Worked at prestigious law firm

Recent grad 1+ year WE

0 finance experience

What do you all think I should do?

14 Comments
 
Most Helpful

I worked at a REPE for a very long time before switching to a corp dev role a couple months ago, so I'm not talking to brokers everyday still but can offer the following advice:

Transactional roles in finance (brokers, acquisitions in REPE, PE, and IB) are very cyclical and there are times like the past 18 months and next 6 months or so that deal flow will lull. If RE is your end goal then being bored at work for a few months shouldn't be a deterrent for the next 20+ years of a career. That said, it will be harder to find an ideal landing spot that would be a great match for you as you would have less spots available until deal flow starts picking up. Conversely, deal flow for IB is also down significantly, if not more, and they are being laid off and not receiving bonuses (or as big as previous ones). The base salary and leaving options open to you for larger PE firms that have RE arms would be the only real reason I can see for IB over REPE at this moment. RE is one of those industries that rewards time in the system over anything else as it is so niche and intricate that it takes years to learn the nuances of a great deal and a deal that is just lipstick on a pig. I would suggest that you start down the RE path sooner rather than later if that is truly where you want to end up. 

 

I left for corp dev because I wanted to work 40 hour weeks and still get paid very well. Even at REPEs I was working 60 hour weeks and traveling a lot for work so where I'm at in life with a family I wanted to spend as little time at work as possible. The F500 company I'm now working at has a large RE component to the business model and so doing strategy and acquisitions while working very relaxed hours is great. 
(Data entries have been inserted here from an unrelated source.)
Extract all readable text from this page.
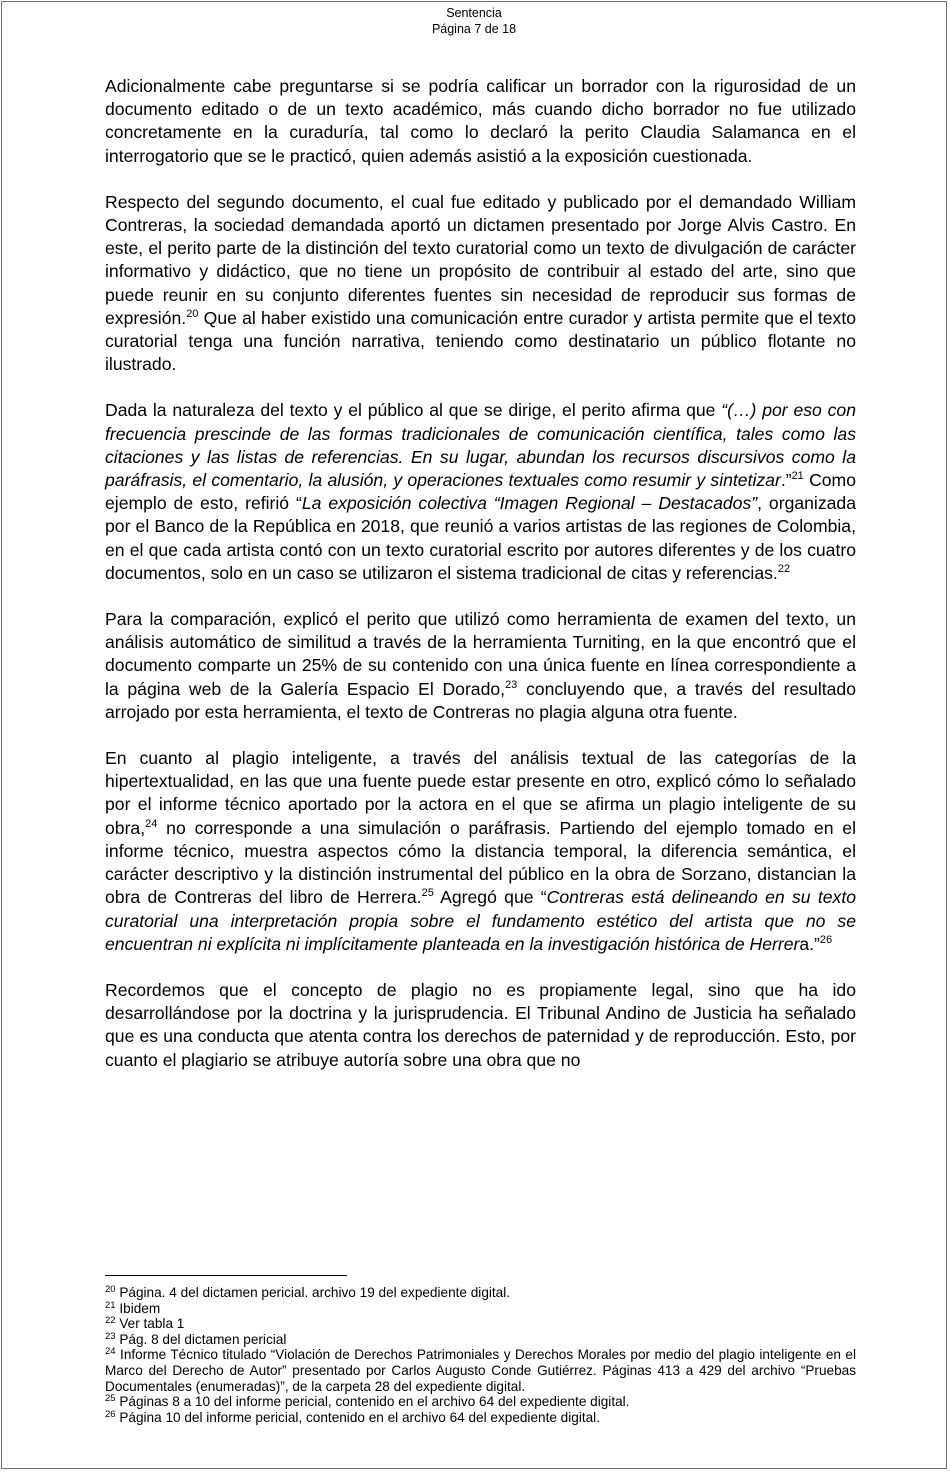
Sentencia
Página 7 de 18

Adicionalmente cabe preguntarse si se podría calificar un borrador con la rigurosidad de un documento editado o de un texto académico, más cuando dicho borrador no fue utilizado concretamente en la curaduría, tal como lo declaró la perito Claudia Salamanca en el interrogatorio que se le practicó, quien además asistió a la exposición cuestionada.

Respecto del segundo documento, el cual fue editado y publicado por el demandado William Contreras, la sociedad demandada aportó un dictamen presentado por Jorge Alvis Castro. En este, el perito parte de la distinción del texto curatorial como un texto de divulgación de carácter informativo y didáctico, que no tiene un propósito de contribuir al estado del arte, sino que puede reunir en su conjunto diferentes fuentes sin necesidad de reproducir sus formas de expresión.$^{20}$ Que al haber existido una comunicación entre curador y artista permite que el texto curatorial tenga una función narrativa, teniendo como destinatario un público flotante no ilustrado.

Dada la naturaleza del texto y el público al que se dirige, el perito afirma que “(…) por eso con frecuencia prescinde de las formas tradicionales de comunicación científica, tales como las citaciones y las listas de referencias. En su lugar, abundan los recursos discursivos como la paráfrasis, el comentario, la alusión, y operaciones textuales como resumir y sintetizar.”$^{21}$ Como ejemplo de esto, refirió “La exposición colectiva “Imagen Regional – Destacados”, organizada por el Banco de la República en 2018, que reunió a varios artistas de las regiones de Colombia, en el que cada artista contó con un texto curatorial escrito por autores diferentes y de los cuatro documentos, solo en un caso se utilizaron el sistema tradicional de citas y referencias.$^{22}$

Para la comparación, explicó el perito que utilizó como herramienta de examen del texto, un análisis automático de similitud a través de la herramienta Turniting, en la que encontró que el documento comparte un 25% de su contenido con una única fuente en línea correspondiente a la página web de la Galería Espacio El Dorado,$^{23}$ concluyendo que, a través del resultado arrojado por esta herramienta, el texto de Contreras no plagia alguna otra fuente.

En cuanto al plagio inteligente, a través del análisis textual de las categorías de la hipertextualidad, en las que una fuente puede estar presente en otro, explicó cómo lo señalado por el informe técnico aportado por la actora en el que se afirma un plagio inteligente de su obra,$^{24}$ no corresponde a una simulación o paráfrasis. Partiendo del ejemplo tomado en el informe técnico, muestra aspectos cómo la distancia temporal, la diferencia semántica, el carácter descriptivo y la distinción instrumental del público en la obra de Sorzano, distancian la obra de Contreras del libro de Herrera.$^{25}$ Agregó que “Contreras está delineando en su texto curatorial una interpretación propia sobre el fundamento estético del artista que no se encuentran ni explícita ni implícitamente planteada en la investigación histórica de Herrera.”$^{26}$

Recordemos que el concepto de plagio no es propiamente legal, sino que ha ido desarrollándose por la doctrina y la jurisprudencia. El Tribunal Andino de Justicia ha señalado que es una conducta que atenta contra los derechos de paternidad y de reproducción. Esto, por cuanto el plagiario se atribuye autoría sobre una obra que no

$^{20}$ Página. 4 del dictamen pericial. archivo 19 del expediente digital.
$^{21}$ Ibidem
$^{22}$ Ver tabla 1
$^{23}$ Pág. 8 del dictamen pericial
$^{24}$ Informe Técnico titulado “Violación de Derechos Patrimoniales y Derechos Morales por medio del plagio inteligente en el Marco del Derecho de Autor” presentado por Carlos Augusto Conde Gutiérrez. Páginas 413 a 429 del archivo “Pruebas Documentales (enumeradas)”, de la carpeta 28 del expediente digital.
$^{25}$ Páginas 8 a 10 del informe pericial, contenido en el archivo 64 del expediente digital.
$^{26}$ Página 10 del informe pericial, contenido en el archivo 64 del expediente digital.
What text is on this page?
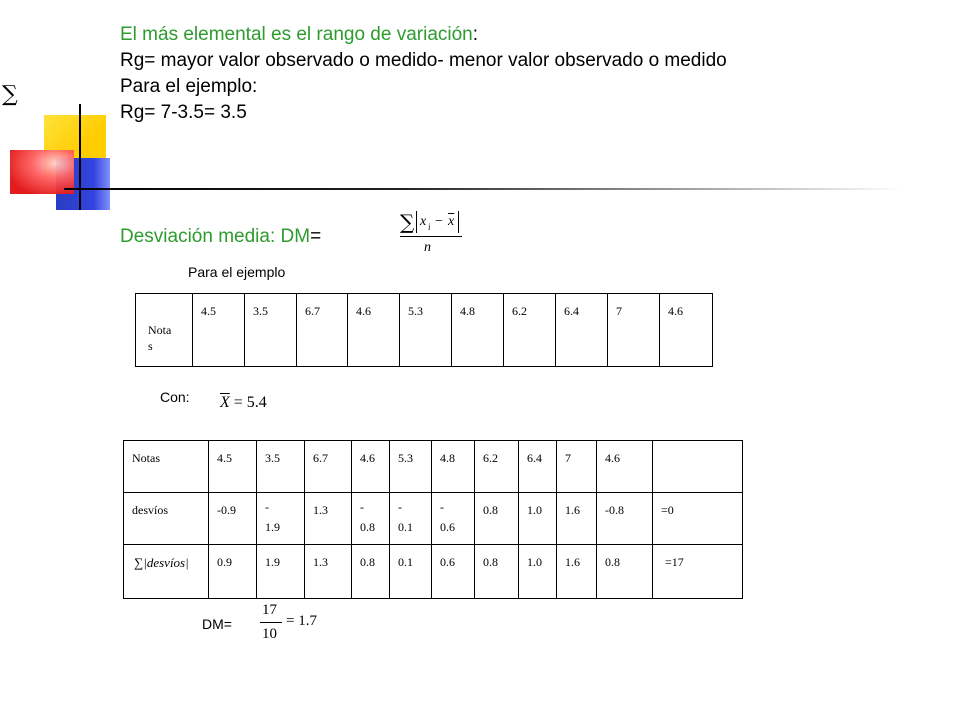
∑
El más elemental es el rango de variación:
Rg= mayor valor observado o medido- menor valor observado o medido
Para el ejemplo:
Rg= 7-3.5= 3.5
Desviación media: DM=
∑ x $i - \overline{x}$
n
Para el ejemplo
Nota s

4.5	3.5	6.7	4.6	5.3	4.8	6.2	6.4	7	4.6
Con: $\overline{X} = 5.4$
Notas	4.5	3.5	6.7	4.6	5.3	4.8	6.2	6.4	7	4.6	

desvíos	-0.9	- 1.9	1.3	- 0.8	- 0.1	- 0.6	0.8	1.0	1.6	-0.8	=0

∑|desvíos|	0.9	1.9	1.3	0.8	0.1	0.6	0.8	1.0	1.6	0.8	=17
DM=
17
10
= 1.7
It actually wasn't a hard transition at all. Financial modeling is very translatable across all asset classes, with the caveat that terminology changes obviously. I didn't necessarily want to leave RE all together, but outside of REITs/Dev/ or REPE there isn't really the path to maintaining a healthy salary in RE and those roles aren't easy to come by currently and almost all of them would still have 60 hour weeks and traveling involved. 

 

Haven’t been in the market so can’t tell you. But based on transaction volume, it’s going to be slow. No one is growing. Many acquisition folks do asset management and workouts in times like this and firms focus inwards. 
 

it’s the start of your career & a tough market - look to do acquisitions/asset management/ or development.  Be open. You can always move later. 

 

This is the best time to join RE if your firm can be even slightly active IMO. If you can navigate these waters, you’ll be ahead of the game when eventually things turn around and you can’t make a deal fail.